Ils errent, souvent pieds nus, l’air hagard, dans les rues bondées comme dans les ruelles les plus isolées. Invisibles aux yeux de beaucoup, les personnes atteintes de troubles mentaux trouvent refuge dans la rue, exposées à tous les dangers. Une réalité alarmante que dénonce le bureau régional de l’Observatoire international des médias et des droits de l’Homme.
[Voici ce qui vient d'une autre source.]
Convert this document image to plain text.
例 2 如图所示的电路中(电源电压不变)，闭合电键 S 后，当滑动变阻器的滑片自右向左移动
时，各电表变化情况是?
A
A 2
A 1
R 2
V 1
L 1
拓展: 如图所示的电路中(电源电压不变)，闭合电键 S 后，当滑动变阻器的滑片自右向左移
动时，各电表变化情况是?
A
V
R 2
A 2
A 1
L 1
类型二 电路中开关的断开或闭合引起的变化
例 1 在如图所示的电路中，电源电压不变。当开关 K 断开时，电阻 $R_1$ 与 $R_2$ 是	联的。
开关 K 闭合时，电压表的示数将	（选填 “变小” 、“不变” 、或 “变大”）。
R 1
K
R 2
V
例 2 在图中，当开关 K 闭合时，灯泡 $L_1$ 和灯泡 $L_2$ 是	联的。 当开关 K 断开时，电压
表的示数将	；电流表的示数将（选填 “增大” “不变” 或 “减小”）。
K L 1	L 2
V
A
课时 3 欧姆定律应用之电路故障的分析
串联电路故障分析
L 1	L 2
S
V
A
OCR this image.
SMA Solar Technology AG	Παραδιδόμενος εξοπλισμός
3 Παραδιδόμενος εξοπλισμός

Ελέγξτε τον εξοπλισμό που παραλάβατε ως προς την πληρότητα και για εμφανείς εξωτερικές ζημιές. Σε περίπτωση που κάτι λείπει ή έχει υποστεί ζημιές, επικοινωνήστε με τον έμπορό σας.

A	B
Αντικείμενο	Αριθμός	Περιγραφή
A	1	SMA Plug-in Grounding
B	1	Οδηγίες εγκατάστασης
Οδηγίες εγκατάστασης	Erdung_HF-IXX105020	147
Santé mentale : une crise silencieuse qui hante les rues marocaines

Dans un communiqué officiel,  l’Observatoire alerte sur la présence croissante de personnes souffrant de troubles psychiques dans les espaces publics. Sans encadrement, ni soins, ni protection, ces individus – parfois inoffensifs, parfois involontairement agressifs – affrontent chaque jour les périls de la rue : circulation routière, malnutrition, violences, exploitation sexuelle, conditions de vie dégradantes

L’organisme met en lumière une triple menace : danger pour soi, pour les autres, et pour la dignité humaine. « Ces personnes vivent dans une détresse absolue, sans aucun accompagnement médical ou social », déplore-t-il. La nuit, elles dorment à même le sol, dans le froid. Le jour, elles errent sans but, maltraitées, ignorées, parfois violentées.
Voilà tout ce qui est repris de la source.